2. Based on attributes:
- The attributes of a certain page are shown in attribute-based breadcrumb trails.
3. Path-based:
- Users may see the steps they took to get to a specific page thanks to path-based breadcrumb trails.
- Because they show the pages the visitor has visited before arriving at the current page, path-based breadcrumbs are dynamic.
Hreflang Tags:
- An HTML feature called Hreflang is used to specify the language and location of a webpage. Hreflang SEO is just one of the steps you’ll need to do to create a multilingual website.
- The hreflang tag informs Google which versions of your website are best appropriate for particular search terms.
- Additionally, it tells Google how highly to place these pages in the search results.
- The hreflang tag can be used to inform search engines like Google about translations of the same page that exist in several languages which help the users to provide the right versions.
Conclusion:
- Technical SEO checklist is a to-do list that can make your crawl accessibility and user experience a greater one.
- The goal of technical SEO is to have complete crawling of web pages, managing crawl budget, and fast website loading speed.
- This can be achievable by our 30+ proven technical SEO checklist.
- It’s likely that your website, regardless of how old it is or how new it is, has some technical SEO difficulties that could hurt its ranks.
- The complexity of the website, the severity of existing issues and the resources available influence how long technical SEO efforts take.
- But the good news is that the majority of technical SEO concerns can be resolved with a short upgrade, allowing you to reap the rewards as soon as feasible.
- To find any technical problems with your site, your best plan of action is to acquire a technical SEO audit by professionals like 7 Eagles
- Hope you have understood better on the checklist for technical optimization of your web pages.
- If you still require an expert team to rejuvenate your website performance, do contact us anytime.
- We appreciate you to checkout our complete process of technical SEO services.
Frequently Asked Questions
Technical SEO involves optimizing website structure for better search engine visibility. It includes improving site speed, ensuring mobile compatibility, fixing crawl errors, and organizing content logically. Implementing HTTPS, structured data, and proper URL structures are crucial. It helps websites rank higher.
To audit technical SEO, start by checking website speed, mobile-friendliness, and crawlability. Look for broken links, duplicate content, and XML sitemap issues.
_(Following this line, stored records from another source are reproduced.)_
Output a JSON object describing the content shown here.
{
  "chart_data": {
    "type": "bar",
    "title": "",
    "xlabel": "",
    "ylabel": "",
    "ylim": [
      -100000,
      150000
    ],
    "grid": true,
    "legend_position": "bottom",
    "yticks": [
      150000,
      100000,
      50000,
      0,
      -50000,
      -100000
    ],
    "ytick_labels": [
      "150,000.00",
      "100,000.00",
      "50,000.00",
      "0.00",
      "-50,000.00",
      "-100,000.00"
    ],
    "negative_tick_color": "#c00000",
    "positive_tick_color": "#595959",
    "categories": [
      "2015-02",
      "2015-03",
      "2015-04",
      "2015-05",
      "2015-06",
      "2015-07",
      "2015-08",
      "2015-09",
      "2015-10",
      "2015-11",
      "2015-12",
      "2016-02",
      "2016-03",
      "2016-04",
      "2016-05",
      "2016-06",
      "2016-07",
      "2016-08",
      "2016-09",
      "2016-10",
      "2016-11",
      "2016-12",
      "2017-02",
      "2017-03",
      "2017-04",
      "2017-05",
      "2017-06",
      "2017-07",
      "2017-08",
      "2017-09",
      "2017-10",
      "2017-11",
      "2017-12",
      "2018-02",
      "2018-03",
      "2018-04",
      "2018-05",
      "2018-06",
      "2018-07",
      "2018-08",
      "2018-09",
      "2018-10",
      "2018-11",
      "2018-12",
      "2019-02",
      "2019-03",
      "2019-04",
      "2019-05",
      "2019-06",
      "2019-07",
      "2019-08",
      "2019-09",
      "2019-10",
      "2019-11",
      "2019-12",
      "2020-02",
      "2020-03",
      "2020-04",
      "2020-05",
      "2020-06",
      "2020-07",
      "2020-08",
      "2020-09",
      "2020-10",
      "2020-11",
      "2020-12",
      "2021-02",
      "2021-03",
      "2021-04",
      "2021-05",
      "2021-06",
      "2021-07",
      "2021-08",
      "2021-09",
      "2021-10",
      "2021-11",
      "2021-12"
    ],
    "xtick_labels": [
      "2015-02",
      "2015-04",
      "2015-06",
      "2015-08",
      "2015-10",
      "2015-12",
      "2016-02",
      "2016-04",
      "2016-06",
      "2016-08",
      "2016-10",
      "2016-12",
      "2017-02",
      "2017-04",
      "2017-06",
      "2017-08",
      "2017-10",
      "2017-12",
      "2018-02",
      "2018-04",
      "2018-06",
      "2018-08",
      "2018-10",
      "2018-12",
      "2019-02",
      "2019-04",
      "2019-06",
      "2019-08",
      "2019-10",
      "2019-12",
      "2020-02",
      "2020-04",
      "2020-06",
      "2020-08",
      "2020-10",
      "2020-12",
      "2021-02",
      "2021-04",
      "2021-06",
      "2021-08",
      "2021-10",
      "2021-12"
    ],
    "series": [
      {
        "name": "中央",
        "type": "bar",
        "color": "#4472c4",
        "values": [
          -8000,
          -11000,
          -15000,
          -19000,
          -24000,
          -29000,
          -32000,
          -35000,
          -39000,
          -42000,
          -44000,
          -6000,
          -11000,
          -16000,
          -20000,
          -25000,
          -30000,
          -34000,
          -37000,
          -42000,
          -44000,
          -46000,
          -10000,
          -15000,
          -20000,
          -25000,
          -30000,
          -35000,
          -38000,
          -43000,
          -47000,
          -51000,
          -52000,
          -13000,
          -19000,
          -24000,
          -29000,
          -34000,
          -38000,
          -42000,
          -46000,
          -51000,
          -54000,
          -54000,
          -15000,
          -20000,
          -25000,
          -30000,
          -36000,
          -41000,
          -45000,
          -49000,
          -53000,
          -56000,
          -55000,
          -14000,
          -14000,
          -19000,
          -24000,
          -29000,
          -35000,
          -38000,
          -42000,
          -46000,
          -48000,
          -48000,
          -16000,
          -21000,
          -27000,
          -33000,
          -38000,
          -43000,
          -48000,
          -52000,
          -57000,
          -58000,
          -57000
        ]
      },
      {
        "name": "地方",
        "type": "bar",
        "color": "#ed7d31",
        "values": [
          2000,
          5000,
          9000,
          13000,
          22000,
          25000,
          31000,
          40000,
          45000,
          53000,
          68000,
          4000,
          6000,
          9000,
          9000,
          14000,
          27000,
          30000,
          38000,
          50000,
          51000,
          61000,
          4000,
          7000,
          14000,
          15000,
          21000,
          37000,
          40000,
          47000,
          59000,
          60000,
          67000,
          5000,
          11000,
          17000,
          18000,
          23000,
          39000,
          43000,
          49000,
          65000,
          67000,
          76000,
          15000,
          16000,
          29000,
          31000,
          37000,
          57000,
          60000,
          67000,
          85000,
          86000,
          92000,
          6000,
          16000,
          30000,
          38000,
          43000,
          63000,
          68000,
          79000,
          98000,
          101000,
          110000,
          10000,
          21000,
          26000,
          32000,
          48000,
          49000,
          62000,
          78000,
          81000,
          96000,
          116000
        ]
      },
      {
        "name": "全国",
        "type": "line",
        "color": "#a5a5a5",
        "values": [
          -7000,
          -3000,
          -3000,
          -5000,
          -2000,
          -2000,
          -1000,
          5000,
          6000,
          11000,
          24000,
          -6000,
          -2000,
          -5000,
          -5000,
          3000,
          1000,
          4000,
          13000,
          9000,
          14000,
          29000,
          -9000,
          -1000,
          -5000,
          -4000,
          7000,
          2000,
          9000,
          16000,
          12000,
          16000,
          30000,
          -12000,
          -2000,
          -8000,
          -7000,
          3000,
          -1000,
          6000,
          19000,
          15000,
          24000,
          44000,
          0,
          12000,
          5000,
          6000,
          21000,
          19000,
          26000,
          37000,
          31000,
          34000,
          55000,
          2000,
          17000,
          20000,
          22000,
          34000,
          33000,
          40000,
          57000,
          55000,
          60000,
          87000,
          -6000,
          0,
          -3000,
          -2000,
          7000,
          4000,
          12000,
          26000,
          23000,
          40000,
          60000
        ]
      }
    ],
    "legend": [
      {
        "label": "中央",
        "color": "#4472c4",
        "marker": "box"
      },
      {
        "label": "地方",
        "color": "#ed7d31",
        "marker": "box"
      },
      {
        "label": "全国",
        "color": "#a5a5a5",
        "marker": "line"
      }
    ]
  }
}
Assess site architecture, HTTPS implementation, and structured data markup. Utilize tools like Google Search Console and website crawlers to identify and fix any issues.
Technical SEO can feel difficult at first because it involves understanding website stuff like coding and how search engines work. But with some learning and practice, it becomes easier.Â
Technical SEO does not always require coding skills, but having some basic understanding can be helpful for tasks like fixing website errors or implementing structured data. However, many aspects of technical SEO can be managed without coding knowledge using various SEO tools.
The time it takes to conduct a technical SEO audit depends on factors like the size and complexity of the website, the thoroughness of the audit, and the tools used. It can range from a few hours for smaller websites to several days or even weeks for larger, more complex ones.